Brand managers can expand online peer-to-peer education for approved therapies to cover a range of issues, from reducing the complexity of prescribing specialty medications to managing comorbidities. Engaging providers and patients in ways that are meaningful to them – and addressing their pain points – has proven highly effective for building brand trust and adoption.
Several forward-thinking specialty and rare disease brands are leveraging peer-to-peer digital education in this way. Catalyst Pharmaceuticals, for example, used this approach to educate the market about a rare disease therapy. The company held several online educational broadcasts to discuss how to overcome diagnostic, patient identification, and selection challenges and engage both oncology and neurology audiences who would potentially see patients eligible for their medication. The company worked with PlatformQ Health to leverage both their oncology (OMedLive) and neurology (NeuroSeriesLive) online learning channels to drive peer-to-peer education.
Building on this programming, the company incorporated patient case studies as further proof points. The third pillar in the program was to offer branded education about the company’s therapy for treating patients with Lambert-Eaton myasthenic syndrome (LEMS).
The program results were impressive, reaching 34,000 specialty aligned clinicians, resulting in 3,400+ engagements and an average time in session exceeding 20 minutes.
When it came time to help patients transition from a traditional infusion-based therapy to its new subcutaneous medication, a specialty pharma company also leveraged direct-to-patient and direct-to-caregiver online education. The firm partnered with clinical specialists as well as the leading aligned advocacy organization to bring free, credible and interactive online education to patients and caregivers dealing with neurological disorders.
The specialty pharma company developed educational programming sessions focused on the self-infused therapy option as well as resources to help families navigate insurance reimbursement. The company delivered this immersive, personalized learning experience through the NeuroCareLive learning channel.
The campaign reached 28,524 unique patients and caregivers associated with the condition. Program participants consumed more than 790 hours of video content, and had an average of 27+ minute viewing time per session.

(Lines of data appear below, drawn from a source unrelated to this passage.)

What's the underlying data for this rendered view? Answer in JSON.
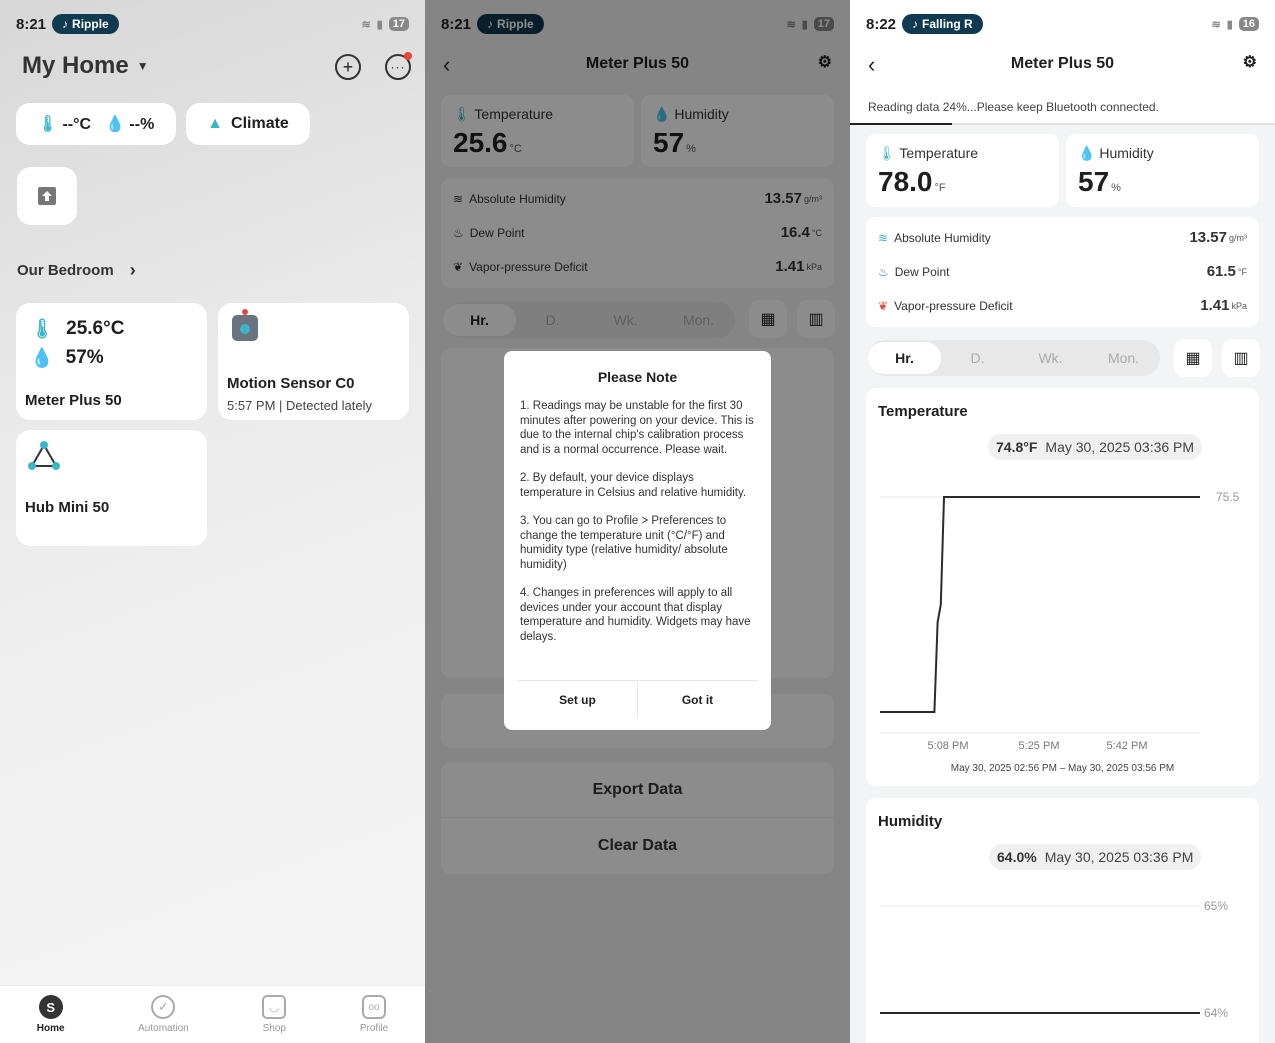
{
  "p1": {
    "status": {
      "time": "8:21",
      "media": "Ripple",
      "battery": "17"
    },
    "title": "My Home",
    "temp_chip": "--°C",
    "hum_chip": "--%",
    "climate": "Climate",
    "room": "Our Bedroom",
    "devices": [
      {
        "temp": "25.6°C",
        "hum": "57%",
        "name": "Meter Plus 50"
      },
      {
        "name": "Motion Sensor C0",
        "status": "5:57 PM | Detected lately"
      },
      {
        "name": "Hub Mini 50"
      }
    ],
    "nav": [
      "Home",
      "Automation",
      "Shop",
      "Profile"
    ],
    "avatar": "S"
  },
  "p2": {
    "status": {
      "time": "8:21",
      "media": "Ripple",
      "battery": "17"
    },
    "title": "Meter Plus 50",
    "temperature_label": "Temperature",
    "temperature_value": "25.6",
    "temperature_unit": "°C",
    "humidity_label": "Humidity",
    "humidity_value": "57",
    "humidity_unit": "%",
    "abs_hum_label": "Absolute Humidity",
    "abs_hum_value": "13.57",
    "abs_hum_unit": "g/m³",
    "dew_label": "Dew Point",
    "dew_value": "16.4",
    "dew_unit": "°C",
    "vpd_label": "Vapor-pressure Deficit",
    "vpd_value": "1.41",
    "vpd_unit": "kPa",
    "tabs": [
      "Hr.",
      "D.",
      "Wk.",
      "Mon."
    ],
    "modal_title": "Please Note",
    "modal_items": [
      "1. Readings may be unstable for the first 30 minutes after powering on your device. This is due to the internal chip's calibration process and is a normal occurrence. Please wait.",
      "2. By default, your device displays temperature in Celsius and relative humidity.",
      "3. You can go to Profile > Preferences to change the temperature unit (°C/°F) and humidity type (relative humidity/ absolute humidity)",
      "4. Changes in preferences will apply to all devices under your account that display temperature and humidity. Widgets may have delays."
    ],
    "btn_setup": "Set up",
    "btn_gotit": "Got it",
    "export": "Export Data",
    "clear": "Clear Data"
  },
  "p3": {
    "status": {
      "time": "8:22",
      "media": "Falling R",
      "battery": "16"
    },
    "title": "Meter Plus 50",
    "reading": "Reading data 24%...Please keep Bluetooth connected.",
    "progress": 0.24,
    "temperature_label": "Temperature",
    "temperature_value": "78.0",
    "temperature_unit": "°F",
    "humidity_label": "Humidity",
    "humidity_value": "57",
    "humidity_unit": "%",
    "abs_hum_label": "Absolute Humidity",
    "abs_hum_value": "13.57",
    "abs_hum_unit": "g/m³",
    "dew_label": "Dew Point",
    "dew_value": "61.5",
    "dew_unit": "°F",
    "vpd_label": "Vapor-pressure Deficit",
    "vpd_value": "1.41",
    "vpd_unit": "kPa",
    "tabs": [
      "Hr.",
      "D.",
      "Wk.",
      "Mon."
    ],
    "temp_chart_title": "Temperature",
    "temp_tip_value": "74.8°F",
    "temp_tip_date": "May 30, 2025 03:36 PM",
    "temp_range": "May 30, 2025 02:56 PM – May 30, 2025 03:56 PM",
    "hum_chart_title": "Humidity",
    "hum_tip_value": "64.0%",
    "hum_tip_date": "May 30, 2025 03:36 PM"
  },
  "chart_data": [
    {
      "type": "line",
      "title": "Temperature",
      "x_ticks": [
        "5:08 PM",
        "5:25 PM",
        "5:42 PM"
      ],
      "y_ticks": [
        "75.5"
      ],
      "series": [
        {
          "x": [
            0,
            0.17,
            0.18,
            0.19,
            0.2,
            1.0
          ],
          "values": [
            74.3,
            74.3,
            74.8,
            74.9,
            75.5,
            75.5
          ]
        }
      ]
    },
    {
      "type": "line",
      "title": "Humidity",
      "y_ticks": [
        "65%",
        "64%"
      ],
      "series": [
        {
          "values": [
            64,
            64
          ]
        }
      ]
    }
  ]
}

One of the world’s leading pharmaceutical companies is another innovator when it comes to educating the market. The company has partnered with PlatformQ Health for more than seven years on various branded and unbranded programs in a rare interstitial lung disease to reach pulmonologists, radiologists, and rheumatologists throughout the middle of the product’s lifecycle, including introducing new indications.

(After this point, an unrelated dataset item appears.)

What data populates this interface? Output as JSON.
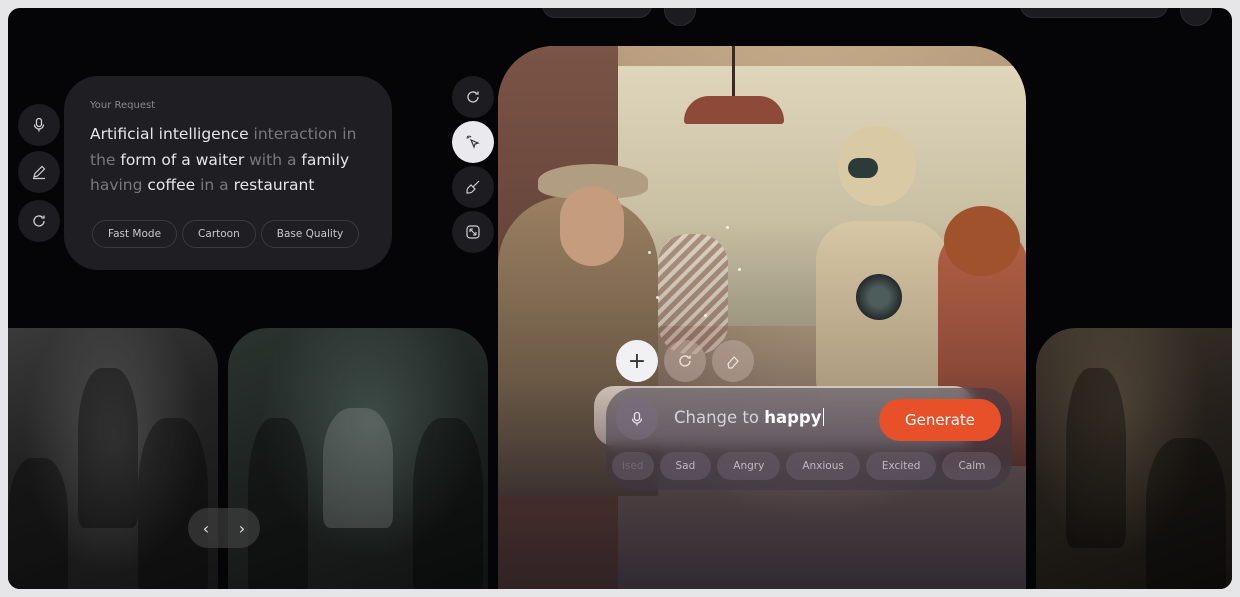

Throughout the years, the company hosted programming on the ClinicalSeriesLive learning channel, resulting in 15,000+ program engagements and 127,000+ impressions. 92% of program attendees were prescribers, who had an average of 20+ minute time in session.
These results were extremely beneficial at key timepoints for each brand. Educating providers and patients in a meaningful way strengthens brand equity and paves the way for success in the specialty products realm.